Sexo na Água. Tudo o Que Precisa de Saber

É a sensação de liberdade e de escape que lhe é inerente, é o associar do melhor dos dois mundos a um Universo só. Sexo em contexto de água poderia ser definido assim, mas esta seria apenas uma das muitas descrições possíveis que lhe poderíamos atribuir. E agora que o verão já começa a espreitar, aumenta a vontade de refrescar o corpo (literalmente).

Mergulhar em águas desconhecidas pode ser uma aventura. Justamente por isso, é importante que exista uma total consciência acerca dos riscos que aqui poderemos encontrar. A boa notícia é que, uma vez inteirada acerca de todos os desafios que pode encontrar em mares bravios, não existirão problemas no momento em que começar a «nadar».

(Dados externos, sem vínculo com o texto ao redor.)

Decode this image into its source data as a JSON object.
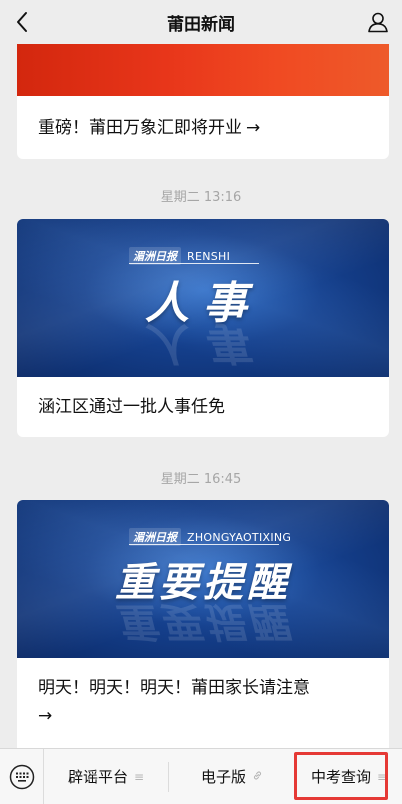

Concentremo-nos, então, em tudo aquilo que deverá ter em conta quando pretender aventurar-se com o seu par no banho. Se neste primeiro caso o lugar escolhido for o chuveiro, tenha atenção para possíveis desequilíbrios que possam ocorrer, uma vez que, por norma, o sexo é feito de pé. Usar um tapete antiderrapante pode tornar a situação mais segura, até porque esta é, para muitos casais, a oportunidade perfeita para experimentar posições que normalmente não fariam na cama. Se por outro lado o espaço escolhido for a banheira, a atenção deve ser redobrada, uma vez que estar submersa em água morna abre caminho para que aconteçam infeções. Não adicione sais de banho, óleos ou qualquer outro produto à água, para que não aumente o risco de desenvolver problemas deste foro, que são potenciados através do envolvimento sexual subaquático.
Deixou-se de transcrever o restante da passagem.